News today that the Encyclopaedia Britannica would no longer publish its print editions after 244 years should not discourage anyone who want to peruse the entries that have served as credible, scholarly sources for term papers for as long as most of us can remember. Instead of paying $1,395 for the 32-volume set, you can still get a CD copy or download the iPad/iPhone/iPod Touch application free with limited content and pay $1.99 per month for access to all of it.
I got to try it out last December for a “Get App-y” column. Here’s more information.
This “Get App-y” column originally appeared in The Oklahoman on Dec. 20, 2011:
Those who look up “Christmas” in the Encyclopaedia Britannica get a litany of choices among the entries — they can read about the holiday, the island, the tree, the carol, the famous novel by Charles Dickens and the cactus, among others, as well as detailed information about each one.

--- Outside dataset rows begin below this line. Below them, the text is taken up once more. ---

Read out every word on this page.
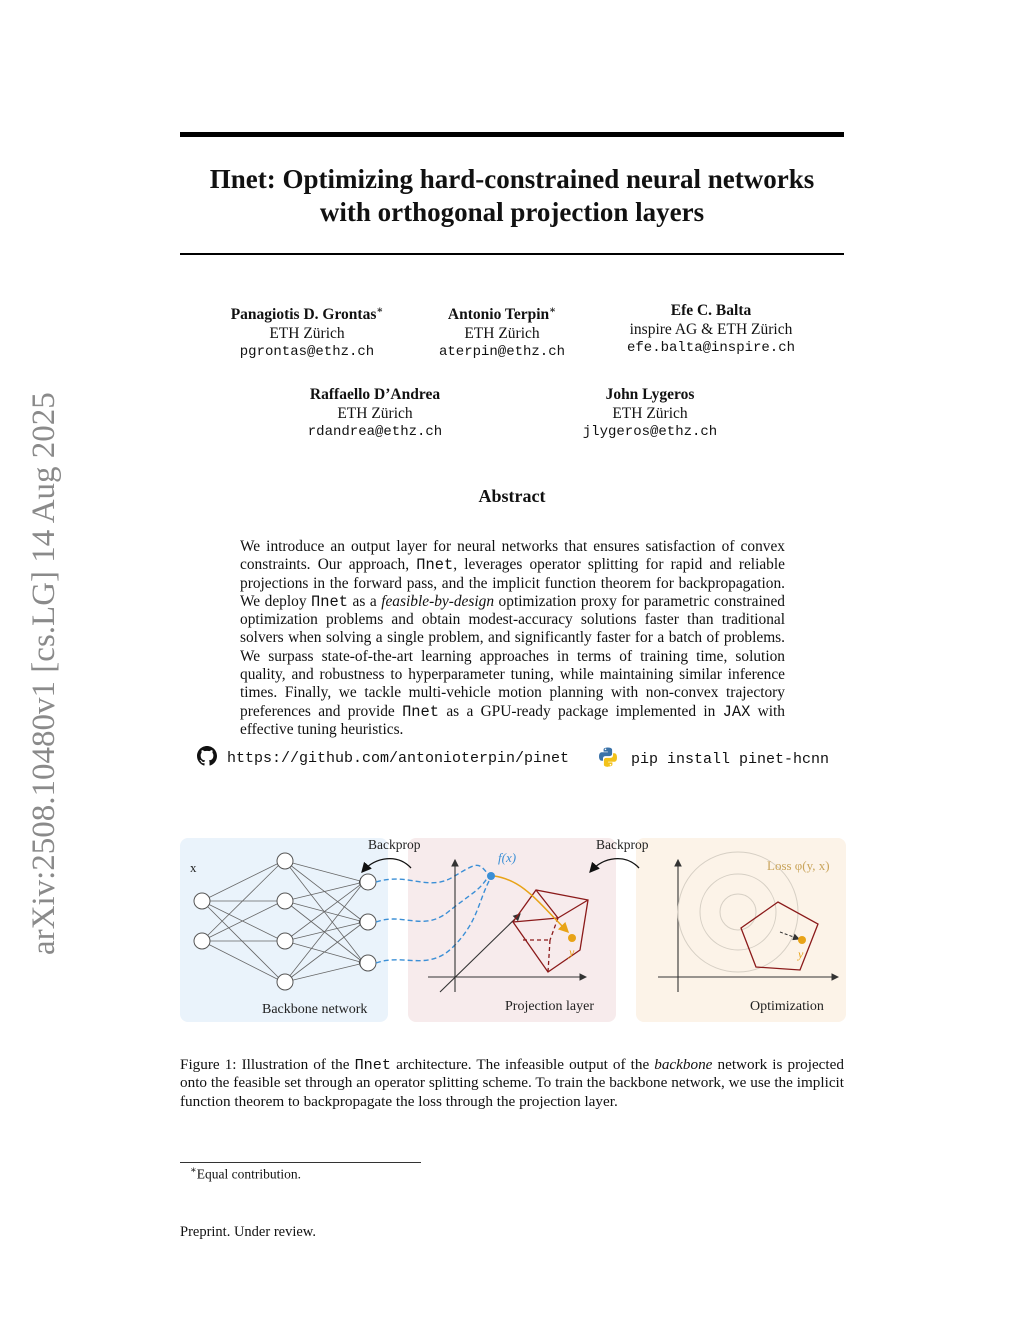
arXiv:2508.10480v1 [cs.LG] 14 Aug 2025
Πnet: Optimizing hard-constrained neural networks
with orthogonal projection layers
Panagiotis D. Grontas∗
ETH Zürich
pgrontas@ethz.ch
Antonio Terpin∗
ETH Zürich
aterpin@ethz.ch
Efe C. Balta
inspire AG & ETH Zürich
efe.balta@inspire.ch
Raffaello D’Andrea
ETH Zürich
rdandrea@ethz.ch
John Lygeros
ETH Zürich
jlygeros@ethz.ch
Abstract
We introduce an output layer for neural networks that ensures satisfaction of convex constraints. Our approach, Πnet, leverages operator splitting for rapid and reliable projections in the forward pass, and the implicit function theorem for backpropagation. We deploy Πnet as a feasible-by-design optimization proxy for parametric constrained optimization problems and obtain modest-accuracy solutions faster than traditional solvers when solving a single problem, and significantly faster for a batch of problems. We surpass state-of-the-art learning approaches in terms of training time, solution quality, and robustness to hyperparameter tuning, while maintaining similar inference times. Finally, we tackle multi-vehicle motion planning with non-convex trajectory preferences and provide Πnet as a GPU-ready package implemented in JAX with effective tuning heuristics.
https://github.com/antonioterpin/pinet	pip install pinet-hcnn
x
Backprop	Backprop
f(x)
y
Loss φ(y, x)
y
Backbone network	Projection layer	Optimization
Figure 1: Illustration of the Πnet architecture. The infeasible output of the backbone network is projected onto the feasible set through an operator splitting scheme. To train the backbone network, we use the implicit function theorem to backpropagate the loss through the projection layer.
∗Equal contribution.
Preprint. Under review.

The oldest English-language encyclopedia — it was first published with three volumes in 1768 — is now available on one of the most modern devices, the iPad, and its smaller counterparts, the iPhone and iPod Touch.

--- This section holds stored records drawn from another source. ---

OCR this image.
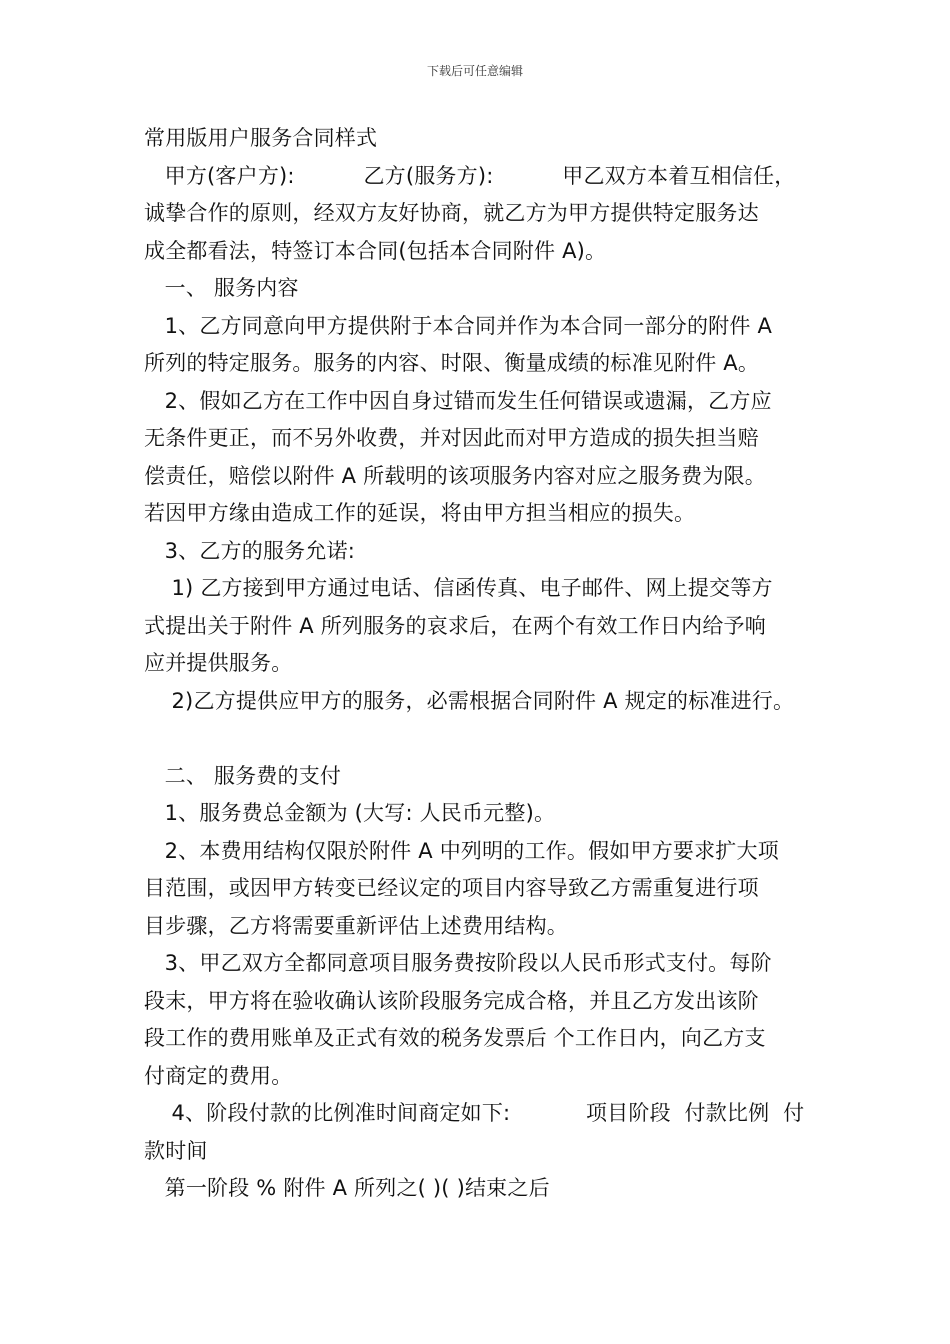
下载后可任意编辑
常用版用户服务合同样式
甲方(客户方):          乙方(服务方):          甲乙双方本着互相信任，
诚挚合作的原则，经双方友好协商，就乙方为甲方提供特定服务达
成全都看法，特签订本合同(包括本合同附件 A)。
一、 服务内容
1、乙方同意向甲方提供附于本合同并作为本合同一部分的附件 A
所列的特定服务。服务的内容、时限、衡量成绩的标准见附件 A。
2、假如乙方在工作中因自身过错而发生任何错误或遗漏，乙方应
无条件更正，而不另外收费，并对因此而对甲方造成的损失担当赔
偿责任，赔偿以附件 A 所载明的该项服务内容对应之服务费为限。
若因甲方缘由造成工作的延误，将由甲方担当相应的损失。
3、乙方的服务允诺:
1) 乙方接到甲方通过电话、信函传真、电子邮件、网上提交等方
式提出关于附件 A 所列服务的哀求后，在两个有效工作日内给予响
应并提供服务。
2)乙方提供应甲方的服务，必需根据合同附件 A 规定的标准进行。
二、 服务费的支付
1、服务费总金额为 (大写: 人民币元整)。
2、本费用结构仅限於附件 A 中列明的工作。假如甲方要求扩大项
目范围，或因甲方转变已经议定的项目内容导致乙方需重复进行项
目步骤，乙方将需要重新评估上述费用结构。
3、甲乙双方全都同意项目服务费按阶段以人民币形式支付。每阶
段末，甲方将在验收确认该阶段服务完成合格，并且乙方发出该阶
段工作的费用账单及正式有效的税务发票后 个工作日内，向乙方支
付商定的费用。
4、阶段付款的比例准时间商定如下:           项目阶段  付款比例  付
款时间
第一阶段 % 附件 A 所列之( )( )结束之后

The 32-volume encyclopedia is still available in print, and the $2,000 price of the books includes support material such as DVDs and online access. For $195, people can buy reprints of the three volumes first published more than 240 years ago.

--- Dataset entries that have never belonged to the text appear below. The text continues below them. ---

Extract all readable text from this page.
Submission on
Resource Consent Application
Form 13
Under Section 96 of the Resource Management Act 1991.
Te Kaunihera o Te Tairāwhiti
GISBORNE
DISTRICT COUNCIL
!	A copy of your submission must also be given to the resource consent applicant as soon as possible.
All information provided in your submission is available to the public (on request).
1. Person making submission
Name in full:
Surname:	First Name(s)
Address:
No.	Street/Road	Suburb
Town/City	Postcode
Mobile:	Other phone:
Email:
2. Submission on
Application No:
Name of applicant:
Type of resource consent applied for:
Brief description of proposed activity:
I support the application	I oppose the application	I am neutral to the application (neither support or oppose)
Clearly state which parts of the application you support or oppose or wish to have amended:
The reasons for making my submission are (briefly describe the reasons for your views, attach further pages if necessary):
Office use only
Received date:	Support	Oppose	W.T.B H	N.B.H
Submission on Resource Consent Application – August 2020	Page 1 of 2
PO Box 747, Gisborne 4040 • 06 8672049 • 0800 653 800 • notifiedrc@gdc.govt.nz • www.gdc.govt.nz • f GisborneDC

But as more people get their news and information on their mobile device, Encyclopaedia Britannica is meeting them there. Users can download the free mobile application to their devices for limited access and for $1.99 a month have access to all 80,000 or so of the articles that Britannica offers.
The company also is developing Android and Microsoft versions of the mobile app.
If you want to start researching a topic, this is a good place to start, with content provided and verified by experts — scientists, historians, Nobel laureates and political leaders that include former U.S. and international presidents.
When the app first opens, a large “Did You Know?” screen about an entry appears, as well as something that happened on that day in history.
For the most part, entries on the app stay current — news of the Oct. 20 death of Libyan leader Muammar al-Qaddafi is already incorporated.
In the app, it’s easy to search for an entry, email, download for offline viewing or save to favorites. Entries are cross-referenced and linked.
For those who want to learn a little bit about everything, the encyclopedia is the place to get it. Britannica’s mobile versions make it even easier to find that knowledge. For one man’s funny abridged version, author A.J. Jacobs offered that a few years ago after reading the entire set from A to Z and tossing out his new wisdom in “The Know-It-All: One Man’s Humble Quest to Become the Smartest Person in the World.”
I wonder if he’d feel even smarter reading the encyclopedia on his iPad.